Gelopen door Auvillar, een prachtig dorpje, met een oude graanhal. In een winkel allen wat eten ingekocht. Na 2 uurtjes wandelen heb ik pauze gehouden en zijn de anderen doorgelopen. Liever alleen verder dan het ongemak. En ze zijn niet onvriendelijk, dat is het niet, laat ik zeggen dat mijn verwachting hoger ligt of anders.

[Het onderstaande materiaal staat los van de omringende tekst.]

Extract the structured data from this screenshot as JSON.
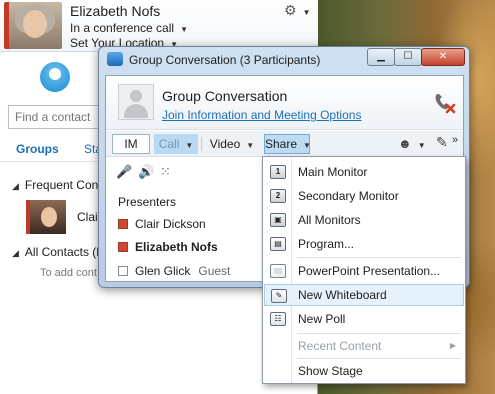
{
  "user": {
    "name": "Elizabeth Nofs",
    "status": "In a conference call",
    "location": "Set Your Location"
  },
  "contacts": {
    "search_placeholder": "Find a contact",
    "tabs": [
      "Groups",
      "Sta"
    ],
    "groups": [
      {
        "label": "Frequent Cont"
      },
      {
        "label": "All Contacts (N"
      }
    ],
    "frequent_contact": "Clair",
    "add_hint": "To add cont"
  },
  "conversation": {
    "window_title": "Group Conversation (3 Participants)",
    "name": "Group Conversation",
    "join_link": "Join Information and Meeting Options",
    "toolbar": {
      "im": "IM",
      "call": "Call",
      "video": "Video",
      "share": "Share",
      "more": "»"
    },
    "presenters_label": "Presenters",
    "participants": [
      {
        "name": "Clair Dickson",
        "role": ""
      },
      {
        "name": "Elizabeth Nofs",
        "role": ""
      },
      {
        "name": "Glen Glick",
        "role": "Guest"
      }
    ]
  },
  "share_menu": {
    "items": [
      {
        "label": "Main Monitor",
        "icon": "monitor-1-icon"
      },
      {
        "label": "Secondary Monitor",
        "icon": "monitor-2-icon"
      },
      {
        "label": "All Monitors",
        "icon": "all-monitors-icon"
      },
      {
        "label": "Program...",
        "icon": "program-icon"
      },
      {
        "label": "PowerPoint Presentation...",
        "icon": "powerpoint-icon"
      },
      {
        "label": "New Whiteboard",
        "icon": "whiteboard-icon",
        "selected": true
      },
      {
        "label": "New Poll",
        "icon": "poll-icon"
      },
      {
        "label": "Recent Content",
        "icon": "",
        "disabled": true,
        "submenu": true
      },
      {
        "label": "Show Stage",
        "icon": ""
      }
    ]
  },
  "colors": {
    "presenter_badge": "#d2452e",
    "link": "#1d6fb8",
    "menu_highlight": "#e6f2fb",
    "share_button": "#bcdcf4"
  }
}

In Saint Antoine, nog zo'n prachtig dorpje, koffie gedronken. De 4 waren daar voor mij neergestreken en ach het voelt wel vertrouwd, maar er werd niet veel gezegd. Toen ze wegliepen kreeg ik van Patrick een bemoedigend schouderklopje. De mevrouw van de bistro sprak ook Nederlands. En ik kreeg een echte koffie verkeerd. Ja, zo legde ze uit aan andere mensen op het terras: zo drinken de Nederlanders hun koffie graag. Haha nouja, sommigen dan.

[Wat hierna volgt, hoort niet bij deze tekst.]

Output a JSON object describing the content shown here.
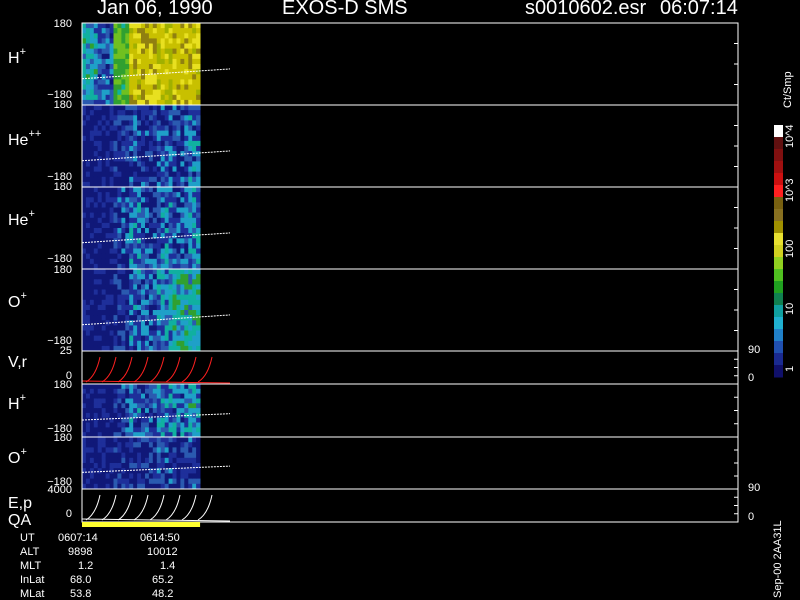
{
  "header": {
    "date": "Jan 06, 1990",
    "instrument": "EXOS-D SMS",
    "file": "s0010602.esr",
    "time": "06:07:14"
  },
  "colorbar": {
    "unit_label": "Ct/Smp",
    "tick_labels": [
      "1",
      "10",
      "100",
      "10^3",
      "10^4"
    ]
  },
  "panels": {
    "hplus": {
      "label": "H",
      "sup": "+",
      "top_tick": "180",
      "bottom_tick": "−180"
    },
    "hepp": {
      "label": "He",
      "sup": "++",
      "top_tick": "180",
      "bottom_tick": "−180"
    },
    "heplus": {
      "label": "He",
      "sup": "+",
      "top_tick": "180",
      "bottom_tick": "−180"
    },
    "oplus": {
      "label": "O",
      "sup": "+",
      "top_tick": "180",
      "bottom_tick": "−180"
    },
    "vr": {
      "label": "V,r",
      "top_tick": "25",
      "bottom_tick": "0",
      "right_top": "90",
      "right_bottom": "0"
    },
    "hplus2": {
      "label": "H",
      "sup": "+",
      "top_tick": "180",
      "bottom_tick": "−180"
    },
    "oplus2": {
      "label": "O",
      "sup": "+",
      "top_tick": "180",
      "bottom_tick": "−180"
    },
    "ep": {
      "label": "E,p",
      "top_tick": "4000",
      "bottom_tick": "0",
      "right_top": "90",
      "right_bottom": "0"
    },
    "qa": {
      "label": "QA"
    }
  },
  "info_table": {
    "rows": [
      {
        "name": "UT",
        "v1": "0607:14",
        "v2": "0614:50"
      },
      {
        "name": "ALT",
        "v1": "9898",
        "v2": "10012"
      },
      {
        "name": "MLT",
        "v1": "1.2",
        "v2": "1.4"
      },
      {
        "name": "InLat",
        "v1": "68.0",
        "v2": "65.2"
      },
      {
        "name": "MLat",
        "v1": "53.8",
        "v2": "48.2"
      }
    ]
  },
  "footer_id": "Sep-00 2AA31L",
  "colors": {
    "background": "#000000",
    "axis": "#ffffff",
    "trace": "#ff2020",
    "qa_bar": "#ffff30"
  },
  "chart_data": {
    "type": "heatmap",
    "colorbar_scale": "log",
    "colorbar_range": [
      1,
      10000
    ],
    "x_range_ut": [
      "0607:14",
      "0614:50"
    ],
    "y_range_deg": [
      -180,
      180
    ],
    "data_coverage_fraction": 0.18,
    "note_bands": [
      {
        "panel": "H+",
        "intensity_levels": [
          1.2,
          0.8,
          2.0,
          3.4,
          3.6,
          3.2,
          3.5,
          3.4
        ]
      },
      {
        "panel": "He++",
        "intensity_levels": [
          0.3,
          0.3,
          0.5,
          0.7,
          0.6,
          0.8,
          0.7,
          0.9
        ]
      },
      {
        "panel": "He+",
        "intensity_levels": [
          0.3,
          0.3,
          0.6,
          1.0,
          0.7,
          0.9,
          0.8,
          1.0
        ]
      },
      {
        "panel": "O+",
        "intensity_levels": [
          0.3,
          0.3,
          0.5,
          0.9,
          0.8,
          1.1,
          1.3,
          1.4
        ]
      },
      {
        "panel": "H+ (2)",
        "intensity_levels": [
          0.3,
          0.3,
          0.6,
          0.9,
          0.7,
          1.0,
          0.9,
          1.2
        ]
      },
      {
        "panel": "O+ (2)",
        "intensity_levels": [
          0.3,
          0.3,
          0.4,
          0.5,
          0.5,
          0.6,
          0.5,
          0.6
        ]
      }
    ]
  }
}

Een paar kilometer verder langs de weg, op een heuvel, een tafeltje met koffie en thee en een paar boomstammen om op te zitten. Een vrouw, Marie-Anne, zat er pauze te houden en ik vroeg of ik haar mocht vergezellen. En dat mocht natuurlijk. Beetje gebabbeld en van het schitterende uitzicht genoten. Er kwam nog een man langs, die zn rugzak dropte en verderop een sigaretje ging roken. Behalve bonjour, geen gesprek.
Daarna alleen verder gelopen.
Toen ik in Miradoux aankwam was mijn gite makkelijk te vinden. Ik had gereserveerd bij een gite/chambre d'hotes. Op de deur hing een briefje dat ze na 3 uur open waren en het was kw over 3. Ik had nog niet gebeld of de deur zwaaide open. Daar stond de heer des huizes, Jean Michel. Welkom! Ik stapte binnen en deed mn rugzak af en schoenen uit. Hij stond ondertussen met zijn vrouw te smoezen in de keuken en zij kwam naar me toe, stelde zich voor en vluchtte naar boven en JM zei: kom naar de keuken en ik ga je zo álles over het huis vertellen. Het voelde een beetje raar, alsof ik te vroeg was en ik bezig gehouden moest worden tot, ja tot wanneer, waarvoor?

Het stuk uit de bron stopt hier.